Avec le retour de près de 400 000 Soudanais du Sud dans les États septentrionaux de leur pays depuis octobre 2011, le surpeuplement des villes a pesé lourdement sur les services collectifs déjà fragiles, alors que des différends au sujet des terres ont contribué à des conflits intercommunautaires dans les zones rurales.

Pour tenter de répondre sans délai à ces problèmes de gestion foncière, le Programme des Nations Unies pour le développement (PNUD), l’Agency for International Development des États-Unis et d’autres partenaires de développement travaillent avec le Gouvernement du Soudan du Sud pour concevoir des plans de gestion foncière, dispenser une formation de base et du matériel d’urbanisme, et mettre au point une base de données pour l’inscription au cadastre afin de gérer les titres fonciers.

L’initiative du PNUD pour le renforcement rapide des capacités comprend la mise en place de spécialistes dans des institutions publiques pour remédier à la pénurie à court terme, tout en formant et en guidant les intéressés pour renforcer leurs capacités dans le moyen terme.

Grâce à cette initiative, le PNUD a déployé des spécialistes de l’urbanisme aidés par des ingénieurs civils pour travailler ensemble avec des fonctionnaires du gouvernement et aider les émigrés rentrés au pays à avoir accès à la terre et réintégrer la collectivité locale, deux composantes importantes du relèvement de la nation.

À ce jour, on a procédé au levé de plus de 28 000 parcelles dans quatre États septentrionaux – Bahr el-Ghazal septentrional, Unité, Haut-Nil et Warab – et près de 6 500 parcelles ont déjà été attribuées.

Dans l’État de Warab, le PNUD a aidé à mettre en place un plan d’aménagement résidentiel avec des quartiers situés dans un centre comprenant une école primaire, des points d’eau, un poste de police, ainsi que des terrains de jeux et des espaces consacrés aux cultes et aux petits commerces. Près de 5 600 parcelles ont déjà été attribuées à des rapatriés dans trois localités.

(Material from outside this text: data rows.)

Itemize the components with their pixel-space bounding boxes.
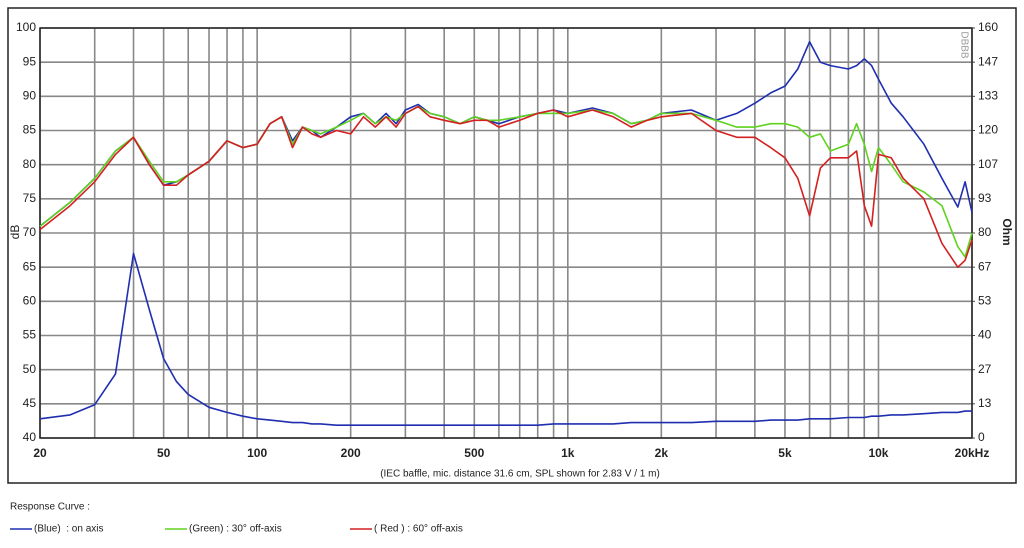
x-tick-label: 5k xyxy=(778,446,792,460)
y-tick-label: 90 xyxy=(23,89,37,103)
y-tick-label: 95 xyxy=(23,54,37,68)
y2-tick-label: 147 xyxy=(978,54,998,68)
y2-tick-label: 0 xyxy=(978,430,985,444)
y-tick-label: 100 xyxy=(16,20,36,34)
y-tick-label: 50 xyxy=(23,362,37,376)
y2-tick-label: 133 xyxy=(978,89,998,103)
legend-label: (Green) : 30° off-axis xyxy=(189,524,282,535)
y2-tick-label: 160 xyxy=(978,20,998,34)
y2-tick-label: 67 xyxy=(978,259,992,273)
y-tick-label: 45 xyxy=(23,396,37,410)
series-line xyxy=(39,105,973,268)
x-tick-label: 200 xyxy=(341,446,361,460)
x-tick-label: 2k xyxy=(655,446,669,460)
y-tick-label: 75 xyxy=(23,191,37,205)
x-tick-label: 10k xyxy=(868,446,888,460)
y2-tick-label: 80 xyxy=(978,225,992,239)
y2-tick-label: 107 xyxy=(978,157,998,171)
y-axis-label: dB xyxy=(8,225,22,240)
y-tick-label: 85 xyxy=(23,123,37,137)
y2-tick-label: 13 xyxy=(978,396,992,410)
y-tick-label: 40 xyxy=(23,430,37,444)
x-tick-label: 50 xyxy=(157,446,171,460)
x-tick-label: 500 xyxy=(464,446,484,460)
legend-label: ( Red ) : 60° off-axis xyxy=(374,524,463,535)
legend-label: (Blue) : on axis xyxy=(34,524,103,535)
x-tick-label: 20 xyxy=(33,446,47,460)
y2-tick-label: 53 xyxy=(978,294,992,308)
y-tick-label: 65 xyxy=(23,259,37,273)
series-line xyxy=(39,252,972,426)
x-axis-label: (IEC baffle, mic. distance 31.6 cm, SPL … xyxy=(380,469,660,480)
y-tick-label: 60 xyxy=(23,294,37,308)
y2-tick-label: 27 xyxy=(978,362,992,376)
y-tick-label: 70 xyxy=(23,225,37,239)
y-tick-label: 80 xyxy=(23,157,37,171)
x-tick-label: 100 xyxy=(247,446,267,460)
y2-tick-label: 93 xyxy=(978,191,992,205)
x-tick-label: 20kHz xyxy=(955,446,990,460)
y2-axis-label: Ohm xyxy=(1000,218,1014,245)
y2-tick-label: 40 xyxy=(978,328,992,342)
frame xyxy=(7,7,1017,484)
watermark: DBBB xyxy=(958,31,969,59)
legend-title: Response Curve : xyxy=(10,502,90,513)
x-tick-label: 1k xyxy=(561,446,575,460)
y-tick-label: 55 xyxy=(23,328,37,342)
y2-tick-label: 120 xyxy=(978,123,998,137)
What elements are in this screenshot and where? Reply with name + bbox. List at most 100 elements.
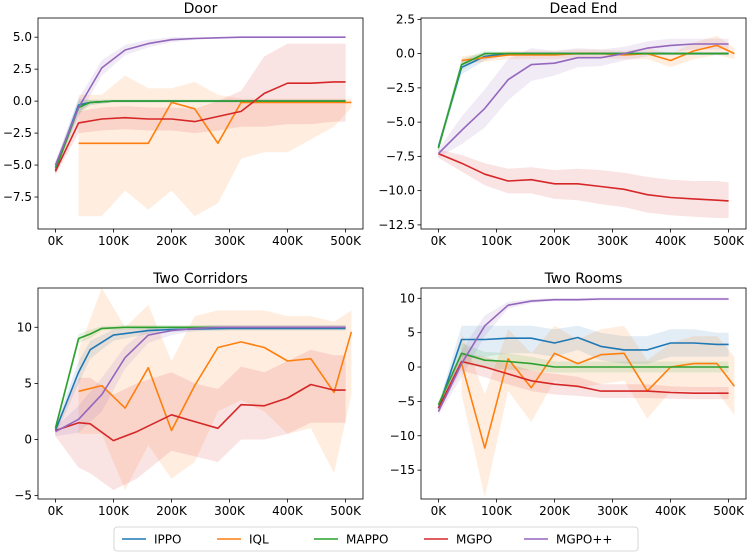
y-tick-label: −10 (390, 429, 415, 443)
band-iql (78, 288, 352, 490)
chart-title: Two Rooms (544, 271, 623, 287)
x-tick-label: 300K (214, 504, 246, 518)
x-tick-label: 400K (655, 504, 687, 518)
band-iql (78, 75, 352, 217)
plot-area (437, 297, 736, 498)
line-ippo (437, 336, 729, 409)
band-ippo (55, 98, 346, 172)
x-tick-label: 400K (272, 504, 304, 518)
y-tick-label: 2.5 (13, 62, 32, 76)
y-tick-label: 0.0 (13, 94, 32, 108)
x-tick-label: 0K (48, 504, 65, 518)
y-tick-label: −7.5 (386, 149, 415, 163)
line-mgpo (437, 360, 729, 409)
x-tick-label: 100K (481, 234, 513, 248)
legend-item: IQL (217, 533, 269, 547)
legend-label: MAPPO (346, 533, 388, 547)
x-tick-label: 0K (48, 234, 65, 248)
y-tick-label: −12.5 (378, 218, 415, 232)
legend-label: MGPO++ (556, 533, 612, 547)
y-tick-label: 0.0 (396, 47, 415, 61)
axes-frame (37, 287, 364, 500)
x-tick-label: 200K (156, 504, 188, 518)
chart-title: Dead End (550, 1, 618, 17)
x-tick-label: 0K (431, 504, 448, 518)
legend-item: MGPO++ (524, 533, 612, 547)
line-mgpo (438, 152, 729, 202)
x-tick-label: 200K (156, 234, 188, 248)
x-tick-label: 200K (539, 504, 571, 518)
band-mgpopp (55, 325, 346, 437)
band-mappo (55, 99, 346, 174)
band-mgpopp (438, 38, 729, 158)
x-tick-label: 100K (98, 234, 130, 248)
band-mgpo (438, 353, 729, 412)
subplot-2: 0K 100K 200K 300K 400K 500K −12.5 −10.0 −7.5 −5.0… (378, 1, 747, 248)
subplot-3: 0K 100K 200K 300K 400K 500K −5 0 5 10 Two Corridor… (14, 271, 364, 518)
y-tick-label: 0 (407, 360, 415, 374)
x-tick-label: 500K (330, 234, 362, 248)
y-tick-label: 5 (407, 326, 415, 340)
legend-label: MGPO (456, 533, 492, 547)
legend-label: IPPO (154, 533, 181, 547)
y-tick-label: 10 (17, 320, 32, 334)
line-mgpopp (437, 298, 729, 413)
y-tick-label: −5.0 (3, 158, 32, 172)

Le processus d’urbanisme, couronné de succès, a amené les autorités de l’État limitrophe de Bahr el-Ghazal septentrional à visiter l’État de Warab pour demander des conseils et une formation sur la manière de concevoir un système de gestion foncière. Maintenant, dans la capitale, Aweil, près de 10 000 parcelles ont été délimitées, et les 900 premières parcelles avaient déjà été attribuées à des familles en mai 2012.

On procède au levé des parcelles à l’aide du système mondial de géolocalisation (GPS) et d’une technique de pointe d’enregistrement au cadastre qui gère l’établissement des titres fonciers, effectue l’arpentage et l’inscription au cadastre qui tracent clairement les limites des parcelles.

“Avec un titre officiel déterminé, les gens peuvent en toute confiance commencer à exploiter leur terre et y investir car ils savent que personne ne va la leur enlever”, a déclaré George Conway, le directeur intérimaire de pays du PNUD lors d’une récente cérémonie d’attribution de parcelles.

Les titres de propriété foncière peuvent servir de nantissement en cas d’une demande de prêt auprès d’une banque ou d’une institution de microfinance, et aident ainsi à donner aux citoyens les moyens économiques de transformer leurs collectivités. En outre, obtenir l’accès, l’usage et le contrôle de la terre, que ce soit par des systèmes coutumiers ou des moyens de droit écrit, est essentiel pour protéger les femmes et les groupes vulnérables de l’injustice souvent liée à une gestion foncière quelque peu arbitraire.